Fiquei a matutar nisto porque li o artigo de Pacheco Pereira, no “Público”, intitulado “Os velhos: não é possível exterminá-los?”, que é uma radiografia cruel sobre o que se está a passar em Portugal com essa geração, o que representa um retrocesso civilizacional lamentável. É um longo texto em que, na parte final, o autor utiliza a metáfora sarcástica de Jonathan Swift (“Swift escreveu em 1729 uma sátira sobre a pobreza na Irlanda chamada Uma moderna proposta para evitar que as crianças dos pobres irlandeses sejam um fardo para os seus pais e o seu país e para as tornar um benefício público).
Pacheco Pereira escreve logo a seguir: “Aconselhava os pobres a comerem os filhos, como meio de combater a fome, “grelhados, fritos, cozidos, guisados ou fervidos”. Na verdade, quando se assiste a este ataque à condição de se ser mais velho — um aborrecimento porque exige pagar reformas e pensões, faz uma pressão indevida sobre o sistema nacional de saúde, e, ainda por cima, protestam e são irreverentes –, podia avançar-se para uma solução mais simples.

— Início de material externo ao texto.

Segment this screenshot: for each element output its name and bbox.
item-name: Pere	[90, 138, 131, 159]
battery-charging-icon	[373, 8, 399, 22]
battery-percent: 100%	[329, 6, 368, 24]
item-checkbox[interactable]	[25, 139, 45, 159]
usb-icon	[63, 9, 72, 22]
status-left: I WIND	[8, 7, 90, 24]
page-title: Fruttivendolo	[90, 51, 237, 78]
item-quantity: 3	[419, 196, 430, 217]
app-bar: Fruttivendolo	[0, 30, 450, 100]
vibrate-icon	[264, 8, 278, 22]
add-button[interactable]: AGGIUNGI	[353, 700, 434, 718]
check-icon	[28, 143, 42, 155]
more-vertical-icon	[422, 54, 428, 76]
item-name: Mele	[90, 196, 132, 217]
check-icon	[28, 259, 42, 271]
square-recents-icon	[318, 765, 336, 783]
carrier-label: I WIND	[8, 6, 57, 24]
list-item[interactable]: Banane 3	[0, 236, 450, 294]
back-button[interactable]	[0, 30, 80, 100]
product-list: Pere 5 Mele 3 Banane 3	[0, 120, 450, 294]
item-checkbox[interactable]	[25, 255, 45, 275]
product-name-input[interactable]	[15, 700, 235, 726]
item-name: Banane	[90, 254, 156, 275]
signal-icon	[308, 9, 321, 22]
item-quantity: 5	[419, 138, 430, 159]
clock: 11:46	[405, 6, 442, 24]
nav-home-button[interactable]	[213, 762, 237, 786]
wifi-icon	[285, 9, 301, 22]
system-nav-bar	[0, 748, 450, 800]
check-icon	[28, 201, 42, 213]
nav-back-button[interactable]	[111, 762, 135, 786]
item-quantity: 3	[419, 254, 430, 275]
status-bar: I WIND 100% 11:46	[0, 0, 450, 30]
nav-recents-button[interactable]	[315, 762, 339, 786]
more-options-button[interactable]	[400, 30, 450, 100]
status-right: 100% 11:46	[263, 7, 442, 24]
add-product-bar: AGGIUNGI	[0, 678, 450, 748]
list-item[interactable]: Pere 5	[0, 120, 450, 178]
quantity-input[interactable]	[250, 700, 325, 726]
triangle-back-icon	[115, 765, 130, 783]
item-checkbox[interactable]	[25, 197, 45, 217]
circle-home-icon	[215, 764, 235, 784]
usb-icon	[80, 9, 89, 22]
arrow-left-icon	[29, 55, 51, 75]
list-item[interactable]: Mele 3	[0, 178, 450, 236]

Para além de os insultar, de lhes retirar rendimentos, de lhes dificultar tudo, desde a obrigação de andar de repartição em repartição em filas para obter papéis que lhe permitam evitar pagar rendas de casa exorbitantes, até ao preço dos medicamentos, para além de lhes estarem a dizer todos os dias que ocupam um espaço indevido nesta sociedade, impedindo os mais jovens de singrarem na maravilhosa economia dos “empreendedores” e da “inovação”, será que não seria possível ir um pouco mais longe e “ajustá-los”, ou seja, exterminá-los?”
Estas palavras de Pacheco Pereira fizeram-me lembrar um grande escritor italiano, que eu cita com alguma frequência. Élio Vittorini, escreveu no pós-guerra uma novela que intitulou “Consideram-se mortos e morrem”. Agora, aqui, neste país do sul, tantos anos depois desses anos que respiravam tragédia e pobreza, lembro-me da ficção de Elio Vittorini para dizer que eles, os nossos homens do poder, consideram os velhos quase mortos. E querem matá-los”.